Ce sont ces deux notions, l’espace (une influence qui dépasse les frontières) et le temps (le verdict de l’histoire) qui confèrent à un pays le titre de puissance culturelle.

Je pense à la Grèce de Périclès, à l’Italie de la Renaissance, à la Chine des Tang et des Song, à la Russie de Tolstoï, à l’Angleterre de Shakespeare, à l’Allemagne des philosophes et des musiciens, à la France des Lumières, aux pays d’Afrique dont les sculptures cultuelles offrent des solutions plastiques qui ont fertilisé l’art du 20ème siècle occidental – la liste n’est pas close…

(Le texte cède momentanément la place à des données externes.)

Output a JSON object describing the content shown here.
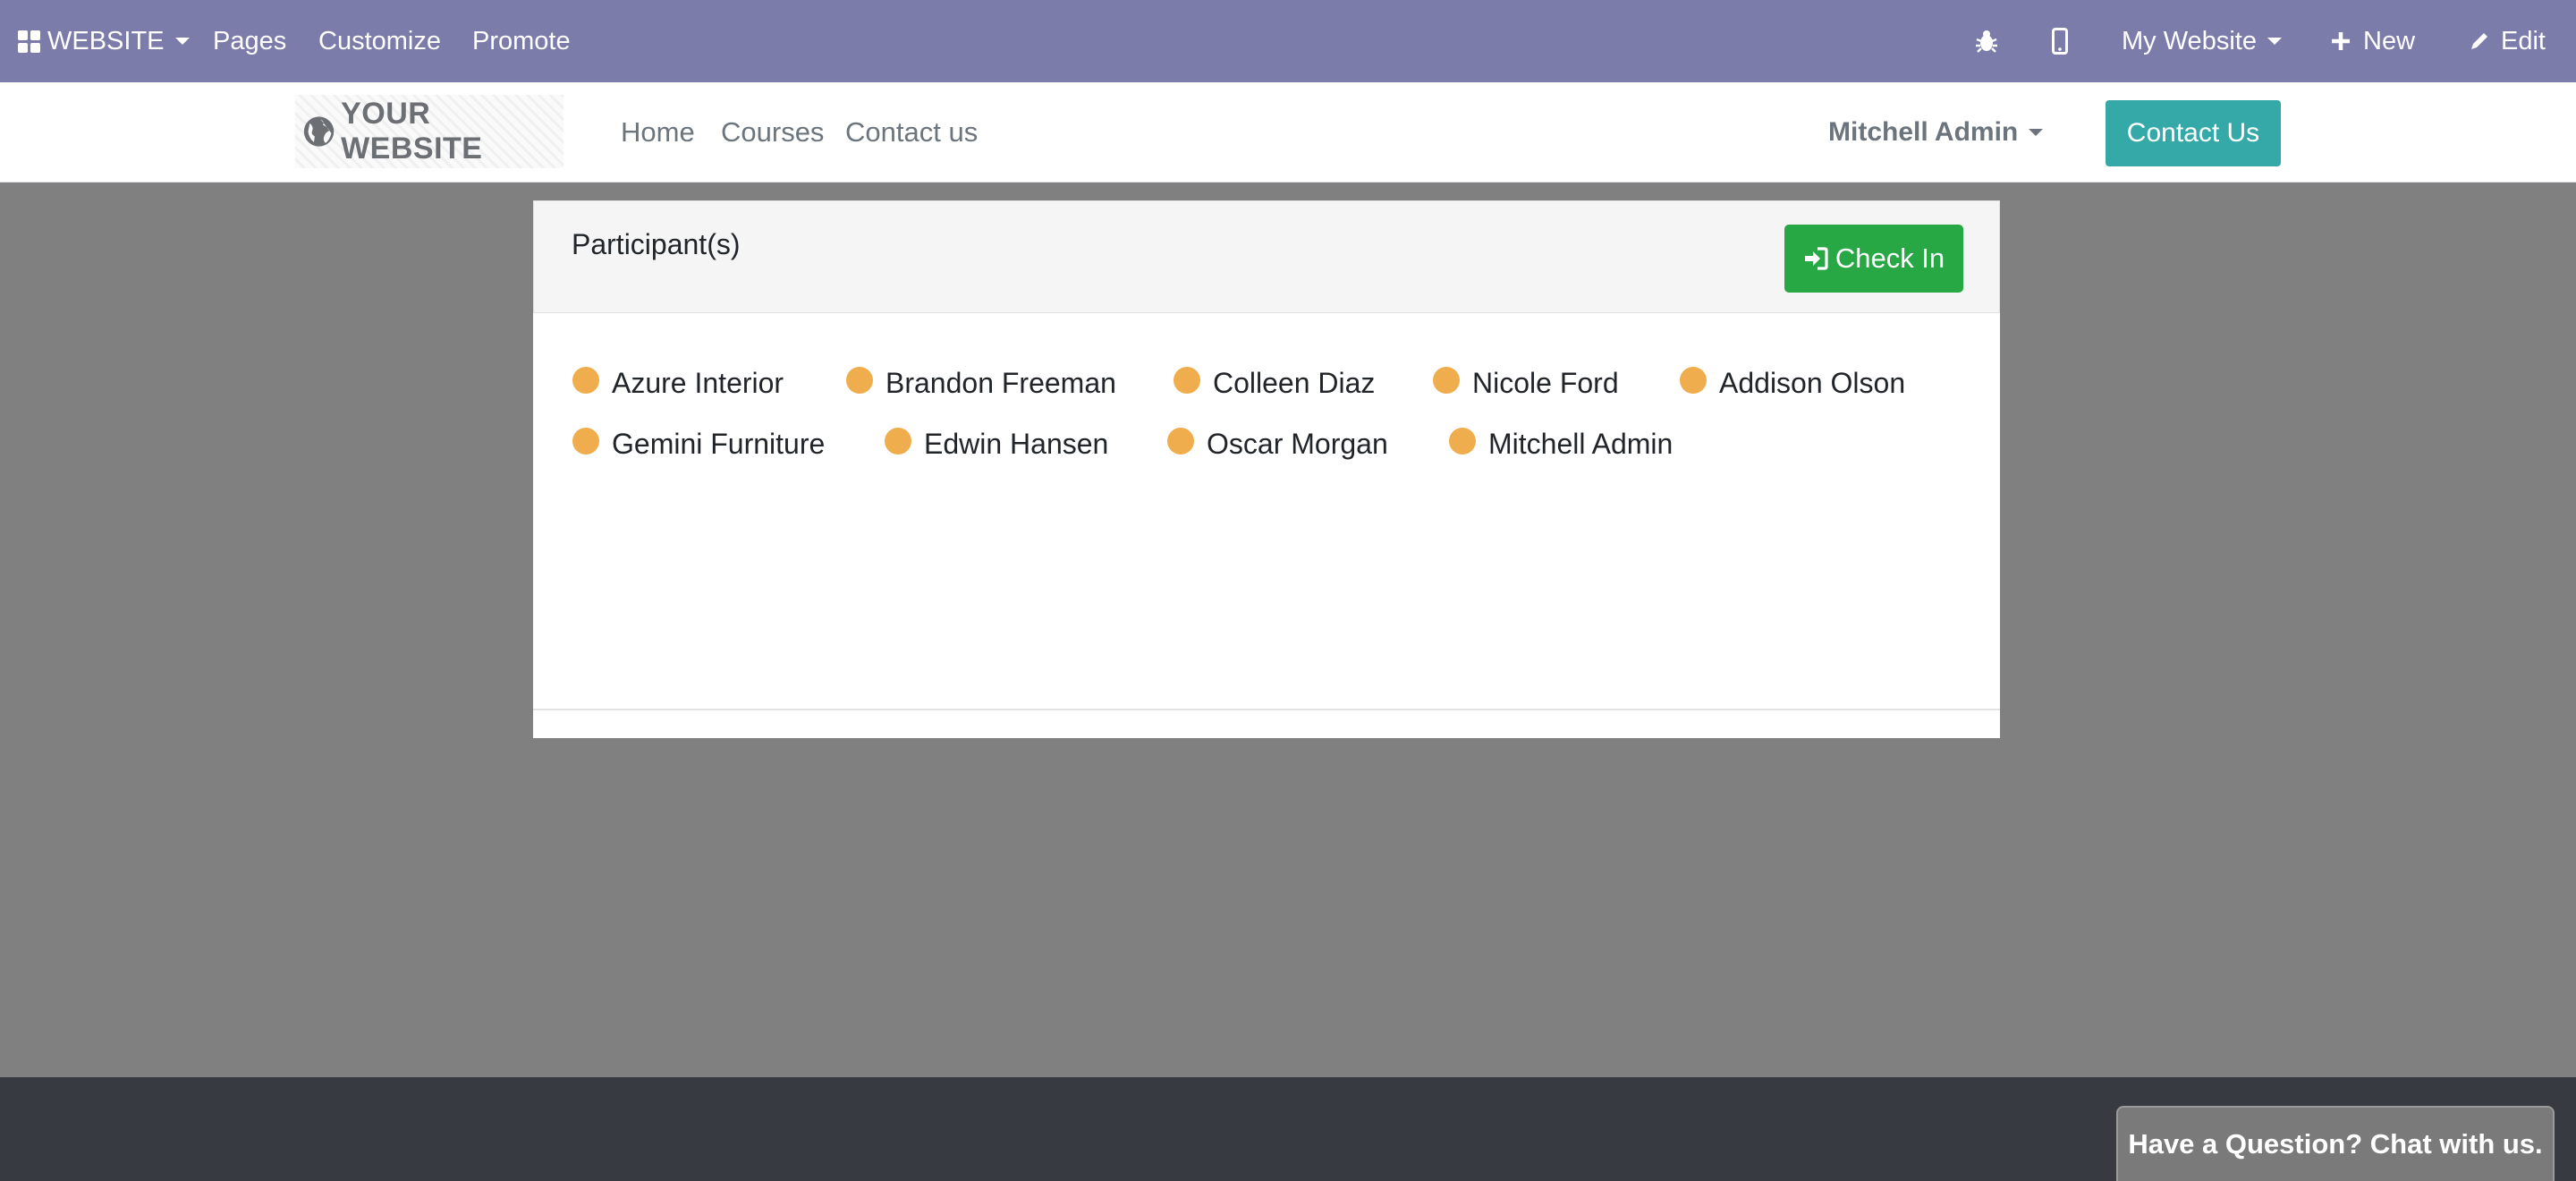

Ce rayonnement ne s’achète pas contrairement à ce que croient les Américains. Cependant, le cinéma américain a une chance de rentrer dans la culture de l’humanité parce que certains films sont de très belles réalisations artistiques et qu’ils expriment en profondeur «  l’esprit américain ». En effet, une condition est nécessaire pour que le processus de création soit susceptible de s’enclencher au cœur d’un pays et que l’œuvre ne soit pas une copie ou un pâle reflet d’œuvres qui ont beaucoup de force et furent créées ailleurs : la fidélité à soi-même.

Lorsqu’un pays est fidèle à lui-même et qu’il s’aventure dans la modernité en plongeant ses racines dans les traditions, les conditions sont réunies pour permettre à ce pays de devenir (rester ou redevenir) une puissance culturelle à travers les œuvres créées par ses écrivains et artistes. Cela suppose que ce pays ait une riche Histoire et qu’il l’assume totalement. Aucun créateur n’a jamais créé à partir de rien. Une plante pousse dans une terre féconde, pas dans un désert.